Publié le 24 octobre 2025 07:16:00. À 77 ans, Alice Cooper, le parrain du shock rock, a prouvé à Inglewood qu’il était encore capable de captiver le public avec un spectacle visuellement saisissant et un répertoire intemporel, malgré une sélection de chansons qui ne remonte pas jusqu’à ses œuvres les plus récentes.
Contrairement à Judas Priest, qui a connu des périodes d’inactivité dans les années 1970, Alice Cooper (de son vrai nom Vincent Damon Furnier) n’est pas confronté aux mêmes défis en matière de programmation de ses concerts. L’artiste a en effet dissous son groupe original en 1975 et s’est depuis lancé dans une carrière solo prolifique, ponctuée de quelques retrouvailles, comme celle d’avril dernier qui a donné naissance à l’album « The Vengeance of Alice Cooper », sorti en juin.

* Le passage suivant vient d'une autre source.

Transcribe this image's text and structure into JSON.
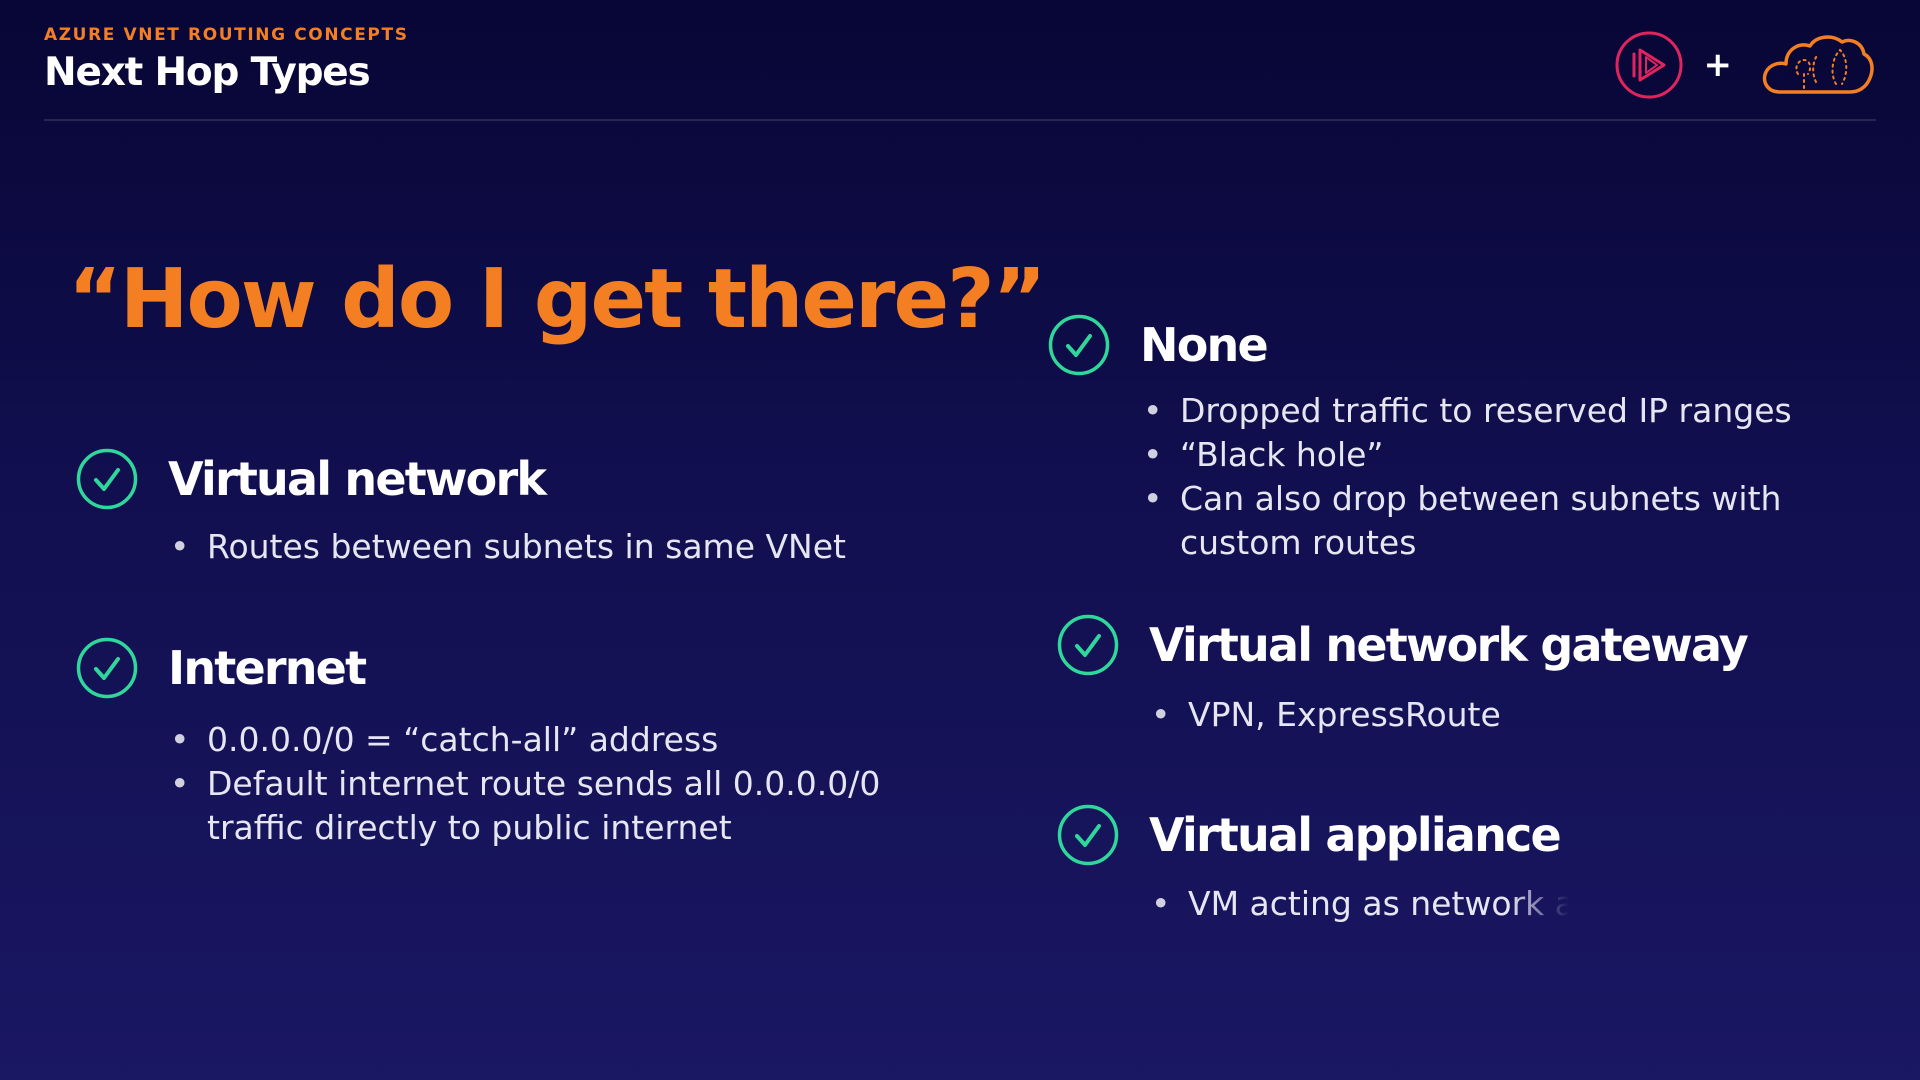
{
  "header": {
    "eyebrow": "AZURE VNET ROUTING CONCEPTS",
    "title": "Next Hop Types",
    "plus": "+"
  },
  "headline": "“How do I get there?”",
  "items": [
    {
      "title": "Virtual network",
      "bullets": [
        "Routes between subnets in same VNet"
      ]
    },
    {
      "title": "Internet",
      "bullets": [
        "0.0.0.0/0 = “catch-all” address",
        "Default internet route sends all 0.0.0.0/0",
        "traffic directly to public internet"
      ]
    },
    {
      "title": "None",
      "bullets": [
        "Dropped traffic to reserved IP ranges",
        "“Black hole”",
        "Can also drop between subnets with",
        "custom routes"
      ]
    },
    {
      "title": "Virtual network gateway",
      "bullets": [
        "VPN, ExpressRoute"
      ]
    },
    {
      "title": "Virtual appliance",
      "bullets": [
        "VM acting as network ap"
      ]
    }
  ],
  "colors": {
    "accent": "#f47e22",
    "check": "#2fd89a",
    "play": "#e0245e",
    "background": "#110f4f"
  },
  "icons": {
    "check": "check-circle-icon",
    "brand_left": "play-circle-logo-icon",
    "brand_right": "cloud-logo-icon"
  }
}
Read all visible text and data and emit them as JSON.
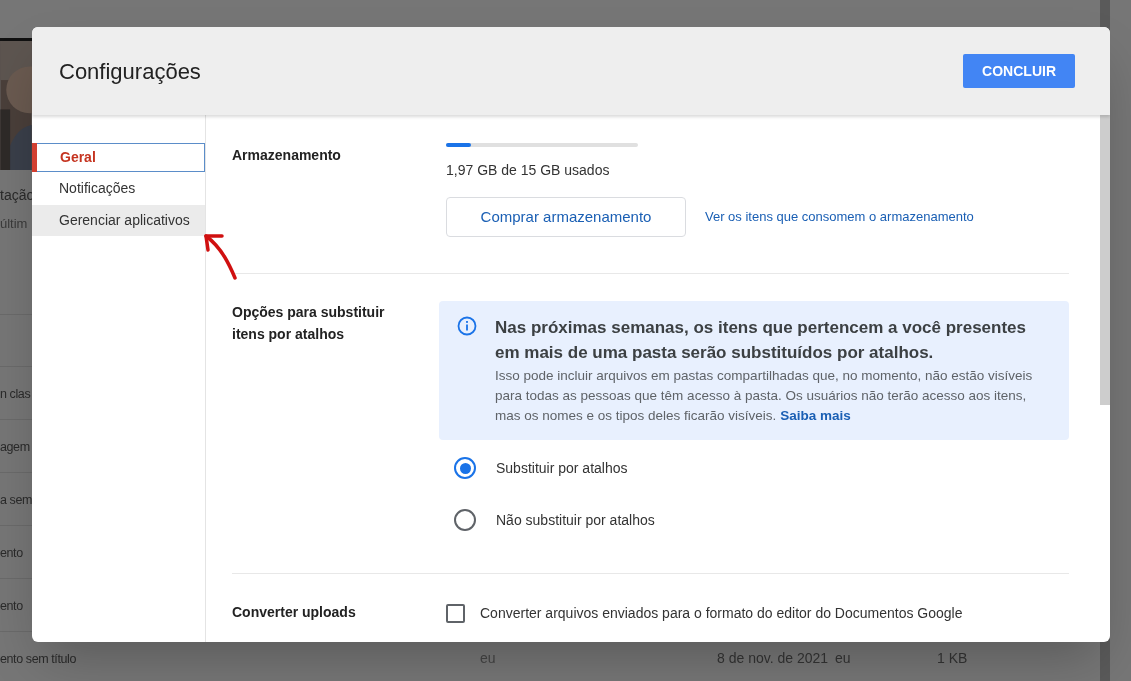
{
  "background_files": [
    {
      "name": "tação",
      "detail": "últim"
    },
    {
      "name": "n clas"
    },
    {
      "name": "agem"
    },
    {
      "name": "a sem"
    },
    {
      "name": "ento"
    },
    {
      "name": "ento"
    },
    {
      "name": "ento sem título",
      "owner": "eu",
      "modified": "8 de nov. de 2021",
      "modified_by": "eu",
      "size": "1 KB"
    }
  ],
  "dialog": {
    "title": "Configurações",
    "done_button": "CONCLUIR",
    "nav": [
      {
        "label": "Geral",
        "selected": true,
        "highlighted": false
      },
      {
        "label": "Notificações",
        "selected": false,
        "highlighted": false
      },
      {
        "label": "Gerenciar aplicativos",
        "selected": false,
        "highlighted": true
      }
    ],
    "storage": {
      "label": "Armazenamento",
      "level": 0.13,
      "usage": "1,97 GB de 15 GB usados",
      "buy_button": "Comprar armazenamento",
      "link": "Ver os itens que consomem o armazenamento"
    },
    "shortcuts": {
      "label": "Opções para substituir itens por atalhos",
      "notice_title": "Nas próximas semanas, os itens que pertencem a você presentes em mais de uma pasta serão substituídos por atalhos.",
      "notice_body": "Isso pode incluir arquivos em pastas compartilhadas que, no momento, não estão visíveis para todas as pessoas que têm acesso à pasta. Os usuários não terão acesso aos itens, mas os nomes e os tipos deles ficarão visíveis.",
      "notice_link": "Saiba mais",
      "options": [
        {
          "label": "Substituir por atalhos",
          "selected": true
        },
        {
          "label": "Não substituir por atalhos",
          "selected": false
        }
      ]
    },
    "convert": {
      "label": "Converter uploads",
      "option": "Converter arquivos enviados para o formato do editor do Documentos Google",
      "checked": false
    }
  }
}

Cette indépendance lui permet de rester au centre d’un spectacle énergique et divertissant, qu’il continue d’assurer avec une vitalité impressionnante, aidé par une condition physique remarquable et un maquillage qui défie le temps. Lors de sa récente performance à Inglewood, Cooper a offert un mélange équilibré de ses classiques et de titres plus récents, bien qu’il se soit arrêté en 2005 avec « Dirty Diamonds », le titre éponyme de l’album de cette année-là, laissant de côté ses cinq derniers albums studio, ainsi que « The Vengeance », qui n’a pas encore été intégré à ses concerts.
Nita Strauss, guitariste du groupe d’Alice Cooper.

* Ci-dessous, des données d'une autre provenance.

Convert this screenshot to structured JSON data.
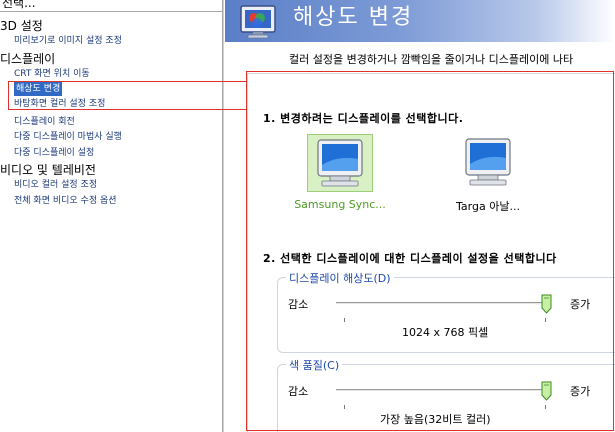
{
  "tree": {
    "title": "선택...",
    "items": [
      {
        "label": "3D 설정",
        "kind": "cat",
        "selected": false
      },
      {
        "label": "미리보기로 이미지 설정 조정",
        "kind": "task",
        "selected": false
      },
      {
        "label": "디스플레이",
        "kind": "cat",
        "selected": false
      },
      {
        "label": "CRT 화면 위치 이동",
        "kind": "task",
        "selected": false
      },
      {
        "label": "해상도 변경",
        "kind": "task",
        "selected": true
      },
      {
        "label": "바탕화면 컬러 설정 조정",
        "kind": "task",
        "selected": false
      },
      {
        "label": "디스플레이 회전",
        "kind": "task",
        "selected": false
      },
      {
        "label": "다중 디스플레이 마법사 실행",
        "kind": "task",
        "selected": false
      },
      {
        "label": "다중 디스플레이 설정",
        "kind": "task",
        "selected": false
      },
      {
        "label": "비디오 및 텔레비전",
        "kind": "cat",
        "selected": false
      },
      {
        "label": "비디오 컬러 설정 조정",
        "kind": "task",
        "selected": false
      },
      {
        "label": "전체 화면 비디오 수정 옵션",
        "kind": "task",
        "selected": false
      }
    ]
  },
  "header": {
    "title": "해상도 변경",
    "subtitle": "컬러 설정을 변경하거나 깜빡임을 줄이거나 디스플레이에 나타"
  },
  "step1": {
    "heading": "1. 변경하려는 디스플레이를 선택합니다.",
    "displays": [
      {
        "label": "Samsung Sync...",
        "selected": true
      },
      {
        "label": "Targa 아날...",
        "selected": false
      }
    ]
  },
  "step2": {
    "heading": "2. 선택한 디스플레이에 대한 디스플레이 설정을 선택합니다",
    "resolution": {
      "legend": "디스플레이 해상도(D)",
      "low": "감소",
      "high": "증가",
      "value": "1024 x 768 픽셀",
      "level": 1.0
    },
    "color": {
      "legend": "색 품질(C)",
      "low": "감소",
      "high": "증가",
      "value": "가장 높음(32비트 컬러)",
      "level": 1.0
    }
  },
  "colors": {
    "selection": "#316ac5",
    "annotation": "#e0312c",
    "selected_display_text": "#4f9a25",
    "legend": "#1f4aa8"
  },
  "icons": {
    "header": "display-properties-icon",
    "monitor": "crt-monitor-icon",
    "slider": "slider-thumb-icon"
  }
}
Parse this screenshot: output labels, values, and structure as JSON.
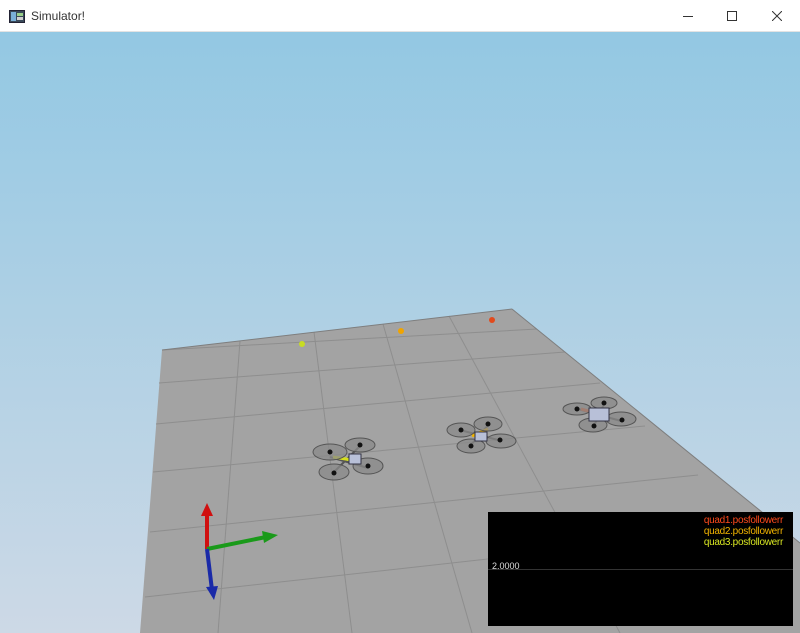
{
  "window": {
    "title": "Simulator!",
    "controls": {
      "minimize_icon": "minimize-icon",
      "maximize_icon": "maximize-icon",
      "close_icon": "close-icon"
    }
  },
  "scene": {
    "sky_top_color": "#93c8e3",
    "sky_bottom_color": "#cdd9e6",
    "floor_color": "#a3a3a3",
    "grid_line_color": "#8e8e8e",
    "quads": [
      {
        "name": "quad1",
        "arm_color": "#e85a2a",
        "target_color": "#e24a1c"
      },
      {
        "name": "quad2",
        "arm_color": "#f2b400",
        "target_color": "#f0a400"
      },
      {
        "name": "quad3",
        "arm_color": "#d6e01c",
        "target_color": "#c8dc22"
      }
    ],
    "axes": {
      "x_color": "#1a9a1a",
      "y_color": "#d01010",
      "z_color": "#1a2aa8"
    }
  },
  "plot": {
    "y_label": "2.0000",
    "series": [
      {
        "name": "quad1.posfollowerr",
        "color": "#ff4a1c"
      },
      {
        "name": "quad2.posfollowerr",
        "color": "#f2b400"
      },
      {
        "name": "quad3.posfollowerr",
        "color": "#d8e622"
      }
    ]
  }
}
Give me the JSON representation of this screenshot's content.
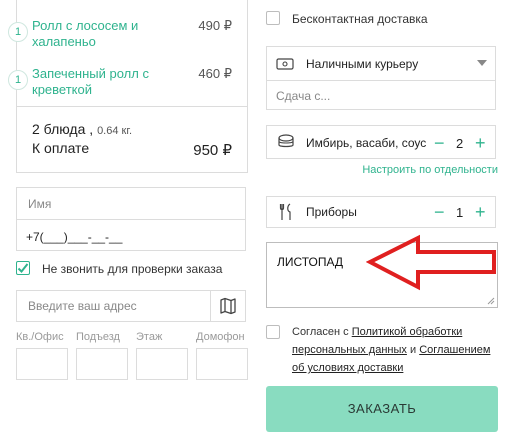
{
  "cart": {
    "items": [
      {
        "qty": "1",
        "name": "Ролл с лососем и халапеньо",
        "price": "490 ₽"
      },
      {
        "qty": "1",
        "name": "Запеченный ролл с креветкой",
        "price": "460 ₽"
      }
    ],
    "dishes_count": "2 блюда ,",
    "weight": "0.64 кг.",
    "to_pay_label": "К оплате",
    "total": "950 ₽"
  },
  "contact": {
    "name_placeholder": "Имя",
    "phone_value": "+7(___)___-__-__",
    "no_call_label": "Не звонить для проверки заказа",
    "no_call_checked": true,
    "address_placeholder": "Введите ваш адрес",
    "address_fields": [
      "Кв./Офис",
      "Подъезд",
      "Этаж",
      "Домофон"
    ]
  },
  "delivery": {
    "contactless_label": "Бесконтактная доставка",
    "payment_selected": "Наличными курьеру",
    "change_placeholder": "Сдача с..."
  },
  "extras": {
    "condiments_label": "Имбирь, васаби, соус",
    "condiments_qty": "2",
    "configure_link": "Настроить по отдельности",
    "cutlery_label": "Приборы",
    "cutlery_qty": "1",
    "minus": "−",
    "plus": "+"
  },
  "comment": {
    "value": "ЛИСТОПАД"
  },
  "agreement": {
    "prefix": "Согласен с",
    "policy_link": "Политикой обработки персональных данных",
    "and_text": "и",
    "terms_link": "Соглашением об условиях доставки"
  },
  "submit": {
    "label": "ЗАКАЗАТЬ"
  },
  "colors": {
    "accent": "#2fb38e",
    "button": "#89dcc0",
    "annotation_arrow": "#e02020"
  },
  "icons": [
    "wallet-icon",
    "dropdown-arrow-icon",
    "condiments-icon",
    "cutlery-icon",
    "map-icon",
    "checkmark-icon",
    "annotation-arrow"
  ]
}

(Timothy Norris/Forum Kia)
Le concert a retracé l’histoire musicale de Cooper, avec des titres remontant à 1971 (« I’m Eighteen »), 1972 (« School’s Out »), 1973 (« Muscle of Love » et « No More Mr. Nice Guy ») et 1975 (« Only Women Bleed » et « Cold Ethyl »). L’artiste a ensuite fait un saut dans les années 1980 avec « Who Do You Think We Are » (1981), sans suivre une chronologie stricte sur scène.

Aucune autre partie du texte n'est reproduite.